Nel libro c’è molto cinema perché a Los Angeles ho studiato alla USC School of Cinematic Arts, e ho girato un film, visionabile su YouTube, che partecipò al Festival di Cinema di Berlino: If I Could Do It All Over Again, I’d Do It All For You.
Una delle lettere importanti della Sua vita l’ha scritta al direttore della rivista musicale Tutti Frutti: ce ne sono altre?
Sì, quella lettera al direttore di Tutti Frutti è stata fondamentale: segnò il passaggio da melomane a corrispondente dagli Stati Uniti, e quindi professionista nell’ambito dell’industria discografica, allora fiorentissima. Fu un atto guidato da Stenie, la mia ragazza, oggi mia moglie, che a differenza di noi italiani non conosceva l’importanza della fatidica “raccomandazione”. Aveva ragione lei: non ce ne fu bisogno. Tutti Frutti ci accolse a braccia aperte.
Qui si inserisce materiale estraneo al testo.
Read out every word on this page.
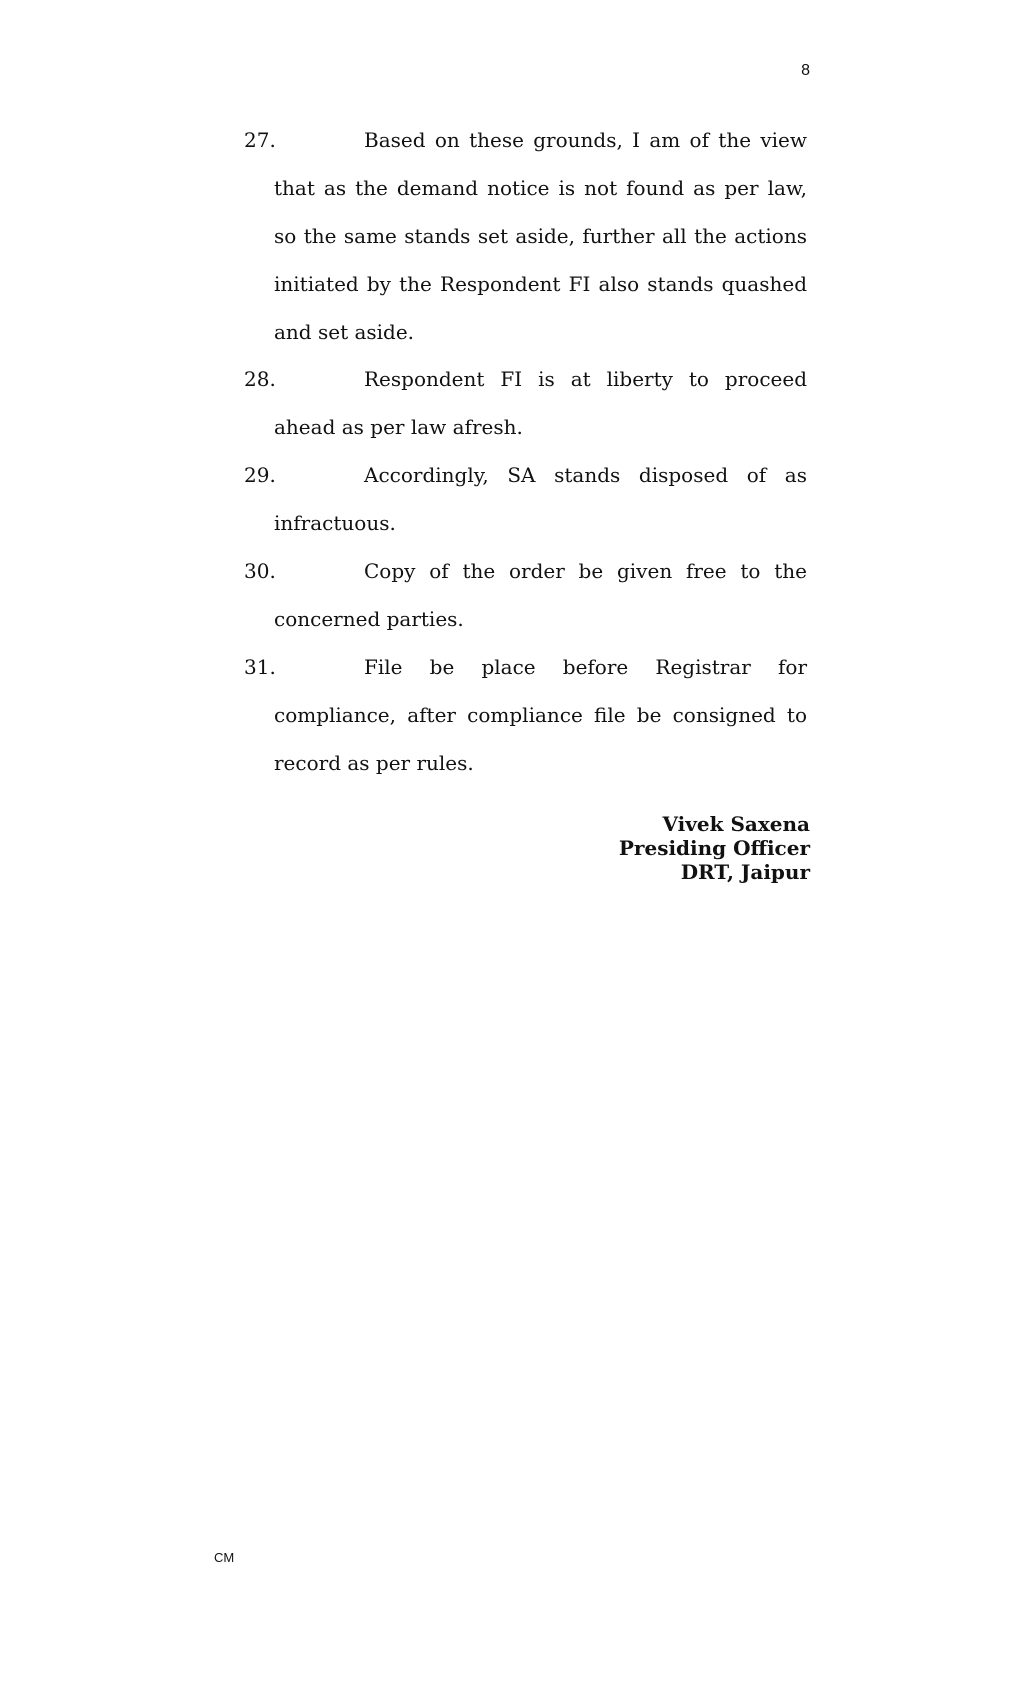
8
27.	Based on these grounds, I am of the view that as the demand notice is not found as per law, so the same stands set aside, further all the actions initiated by the Respondent FI also stands quashed and set aside.
28.	Respondent FI is at liberty to proceed ahead as per law afresh.
29.	Accordingly, SA stands disposed of as infractuous.
30.	Copy of the order be given free to the concerned parties.
31.	File be place before Registrar for compliance, after compliance file be consigned to record as per rules.
Vivek Saxena
Presiding Officer
DRT, Jaipur
CM
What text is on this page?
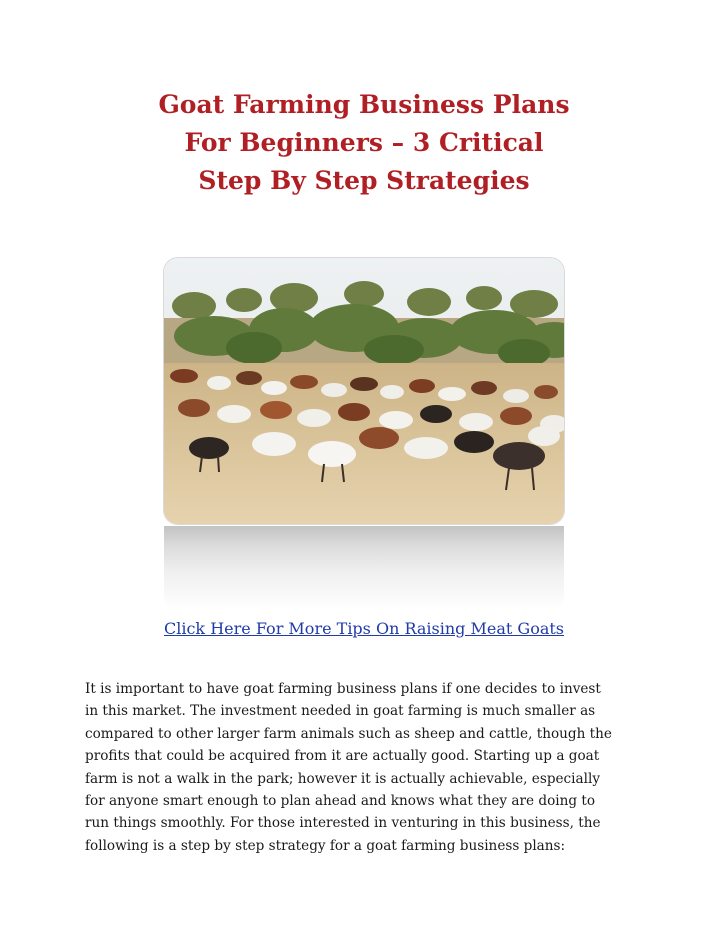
Goat Farming Business Plans
For Beginners – 3 Critical
Step By Step Strategies
Click Here For More Tips On Raising Meat Goats

It is important to have goat farming business plans if one decides to invest
in this market. The investment needed in goat farming is much smaller as
compared to other larger farm animals such as sheep and cattle, though the
profits that could be acquired from it are actually good. Starting up a goat
farm is not a walk in the park; however it is actually achievable, especially
for anyone smart enough to plan ahead and knows what they are doing to
run things smoothly. For those interested in venturing in this business, the
following is a step by step strategy for a goat farming business plans:
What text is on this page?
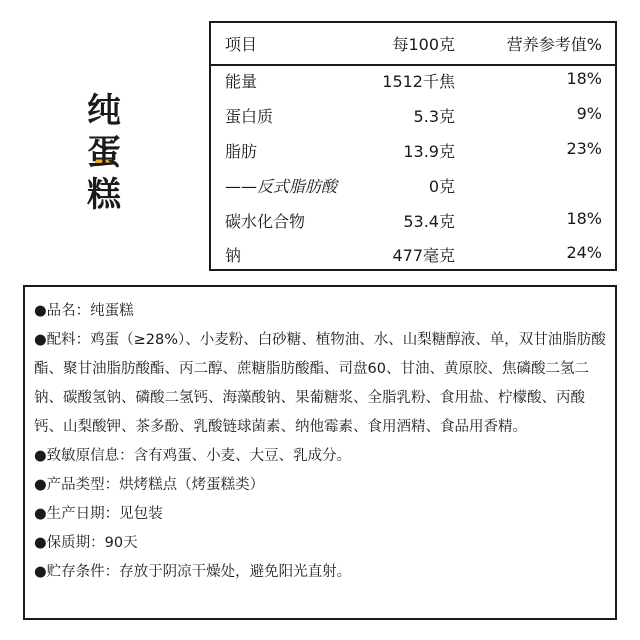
纯
蛋
糕
项目	每100克	营养参考值%
能量	1512千焦	18%
蛋白质	5.3克	9%
脂肪	13.9克	23%
——反式脂肪酸	0克
碳水化合物	53.4克	18%
钠	477毫克	24%
●品名：纯蛋糕
●配料：鸡蛋（≥28%）、小麦粉、白砂糖、植物油、水、山梨糖醇液、单，双甘油脂肪酸酯、聚甘油脂肪酸酯、丙二醇、蔗糖脂肪酸酯、司盘60、甘油、黄原胶、焦磷酸二氢二钠、碳酸氢钠、磷酸二氢钙、海藻酸钠、果葡糖浆、全脂乳粉、食用盐、柠檬酸、丙酸钙、山梨酸钾、茶多酚、乳酸链球菌素、纳他霉素、食用酒精、食品用香精。
●致敏原信息：含有鸡蛋、小麦、大豆、乳成分。
●产品类型：烘烤糕点（烤蛋糕类）
●生产日期：见包装
●保质期：90天
●贮存条件：存放于阴凉干燥处，避免阳光直射。
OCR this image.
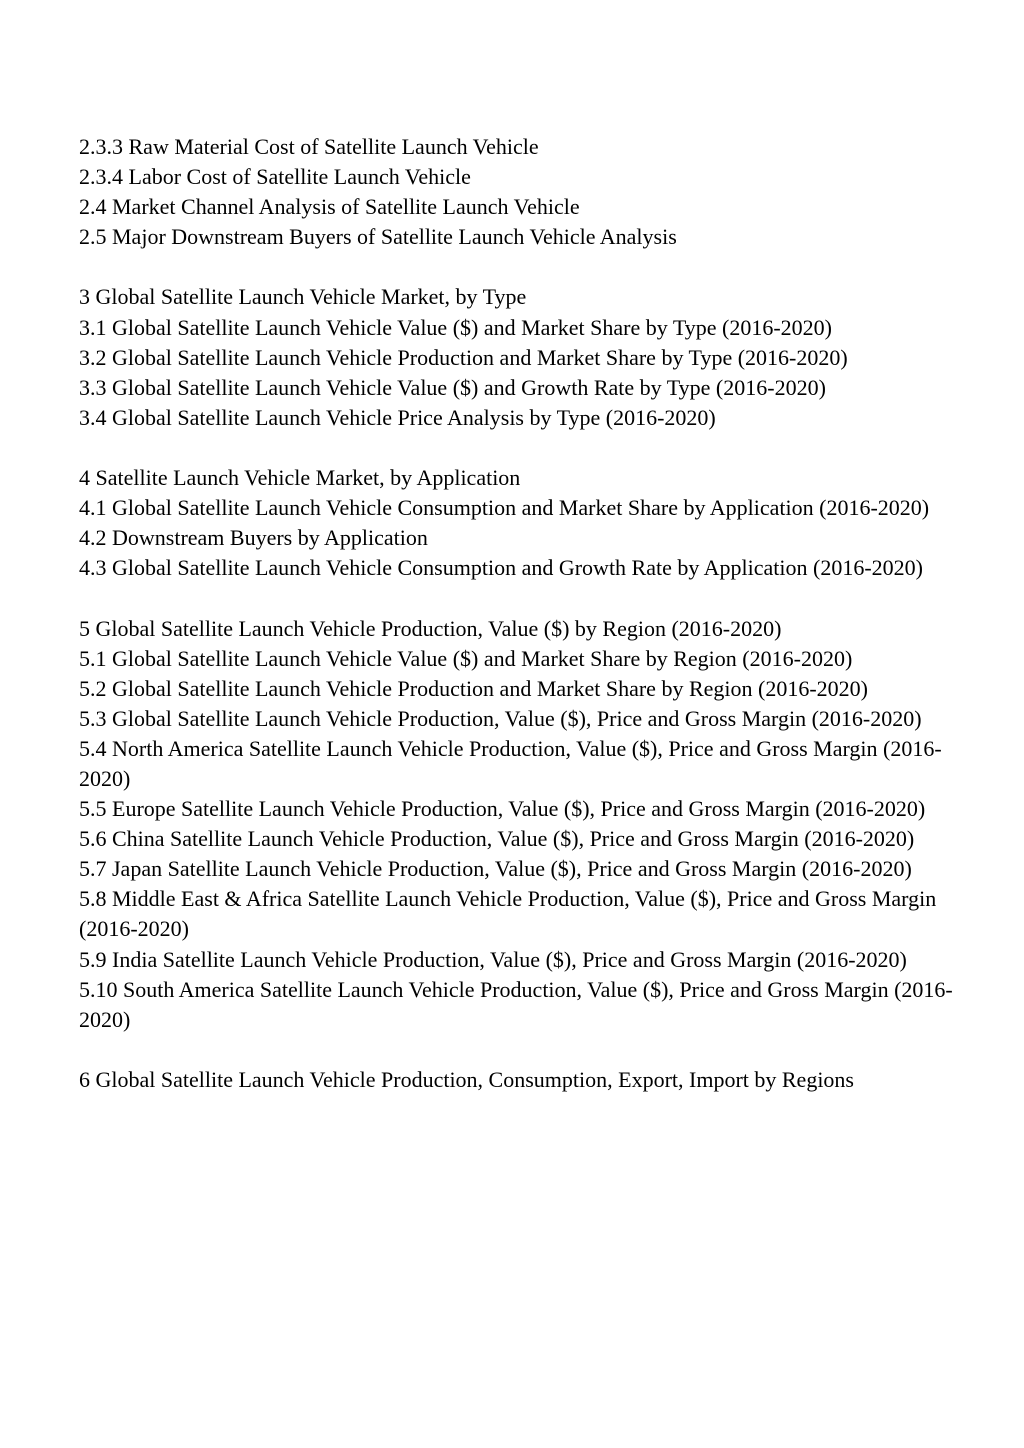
2.3.3 Raw Material Cost of Satellite Launch Vehicle

2.3.4 Labor Cost of Satellite Launch Vehicle

2.4 Market Channel Analysis of Satellite Launch Vehicle

2.5 Major Downstream Buyers of Satellite Launch Vehicle Analysis

3 Global Satellite Launch Vehicle Market, by Type

3.1 Global Satellite Launch Vehicle Value ($) and Market Share by Type (2016-2020)

3.2 Global Satellite Launch Vehicle Production and Market Share by Type (2016-2020)

3.3 Global Satellite Launch Vehicle Value ($) and Growth Rate by Type (2016-2020)

3.4 Global Satellite Launch Vehicle Price Analysis by Type (2016-2020)

4 Satellite Launch Vehicle Market, by Application

4.1 Global Satellite Launch Vehicle Consumption and Market Share by Application (2016-2020)

4.2 Downstream Buyers by Application

4.3 Global Satellite Launch Vehicle Consumption and Growth Rate by Application (2016-2020)

5 Global Satellite Launch Vehicle Production, Value ($) by Region (2016-2020)

5.1 Global Satellite Launch Vehicle Value ($) and Market Share by Region (2016-2020)

5.2 Global Satellite Launch Vehicle Production and Market Share by Region (2016-2020)

5.3 Global Satellite Launch Vehicle Production, Value ($), Price and Gross Margin (2016-2020)

5.4 North America Satellite Launch Vehicle Production, Value ($), Price and Gross Margin (2016-2020)

5.5 Europe Satellite Launch Vehicle Production, Value ($), Price and Gross Margin (2016-2020)

5.6 China Satellite Launch Vehicle Production, Value ($), Price and Gross Margin (2016-2020)

5.7 Japan Satellite Launch Vehicle Production, Value ($), Price and Gross Margin (2016-2020)

5.8 Middle East & Africa Satellite Launch Vehicle Production, Value ($), Price and Gross Margin (2016-2020)

5.9 India Satellite Launch Vehicle Production, Value ($), Price and Gross Margin (2016-2020)

5.10 South America Satellite Launch Vehicle Production, Value ($), Price and Gross Margin (2016-2020)

6 Global Satellite Launch Vehicle Production, Consumption, Export, Import by Regions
Ce ne sono state altre importanti, naturalmente. Lettere d’amore, lettere ad agenti letterari ed editori, lettere a commissioni di ammissione per le università dei tre figli, lettere di ringraziamento a persone che hanno segnato la mia vita, lettere di condoglianze che vorrei non dover mai scrivere.
Quella a Tutti Frutti rimane speciale perché fu la prima lettera “da svolta”, e infatti rappresentò l’inizio della mia avventura americana nel mondo della musica e del giornalismo.

Nel libro paragona l’entusiasmo per la musica dei giovani degli anni Ottanta a quella dei ragazzi oggi per il cellulare. Potrà ritornare un’epoca dove si vive per la musica?
Temo di no; le condizioni sono molto cambiate. Negli anni Ottanta (e anche Sessanta e Settanta) la musica era un’identità totale: il modo in cui ti vestivi, i concerti, i dischi che compravi, le fanzine. Oggi lo smartphone ha catturato quell’attenzione, offrendo gratificazioni immediate e infinite, anche se molto più superficiali. L’epoca del rock “sofisticato”, che iniziò con Pet Sounds dei Beach Boys (1966) e termina oltre trent’anni più tardi con il Grunge, ci fece illudere che la musica sarebbe rimasta l’ossigeno per tutte le generazioni presenti e future di giovani.
Non ci rendevamo conto che le rock stars erano, in essenza, trovatori (non c’è altro parallelo storico se non quello della corte di Eleonora d’Aquitania) la cui importanza era divenuta spropositata: le parole di John Lennon contavano più di quelle del papa, dei re e dei primi ministri. Questa epoca, anche molto poetica, è finita.
Qual è stata l’intervista più importante della Sua vita?
Difficile sceglierne una; potrei dirle una in esclusiva a Bob Dylan, ma il tipetto, con le sue lagne, voce sbiascitata e tre accordi, quattro quando va bene, non mi è mai piaciuto. Le interviste migliori diventavano chiacchierate. Una su tutte: quella con Ray Manzarek, ex tastierista dei Doors. Aveva inciso Carmina Burana, e ci invitò a casa sua nelle Hollywood Hills per farcelo ascoltare e parlarne.
Aveva militato in uno dei gruppi più leggendari; era stato al centro dell’età dell’oro del rock, a cavallo fra gli anni Sessanta e Settanta. Aveva esattamente 44 anni, noi 23. Ci avrebbe potuto trattare con condiscendenza, invece fu l’esatto contrario: un signore distinto, affabile, colto e cordiale. Ricordo la nostra lunga chiacchierata nel soggiorno e giardino di casa sua come se fosse ieri. Un essere umano chiaramente molto avanzato, anche spiritualmente.
Lei racconta di un’epoca che ha segnato la storia, la cultura—torneranno degli anni così intensi?
Le epoche intense ritornano sempre, ma mai uguali, e mi sa che il fenomeno AI ci spersonalizzerà tantissimo, finché, spero, ci sarà una rivolta. Gli anni Ottanta a Los Angeles furono un’esplosione di vitalità dopo gli anni di piombo italiani (che peraltro, e paradossalmente, furono di grande fermento culturale): un’ubriacatura di libertà, eccessi, creatività. Oggi viviamo in un’epoca di saturazione digitale. Il ragazzino non sogna di diventare una rock star (peraltro, non ce ne sono più); sogna di diventare un YouTuber con almeno un milione di abbonati.
Leggerlo perchè
E’ un tuffo in un passato – vicino, che sentiamo lontano.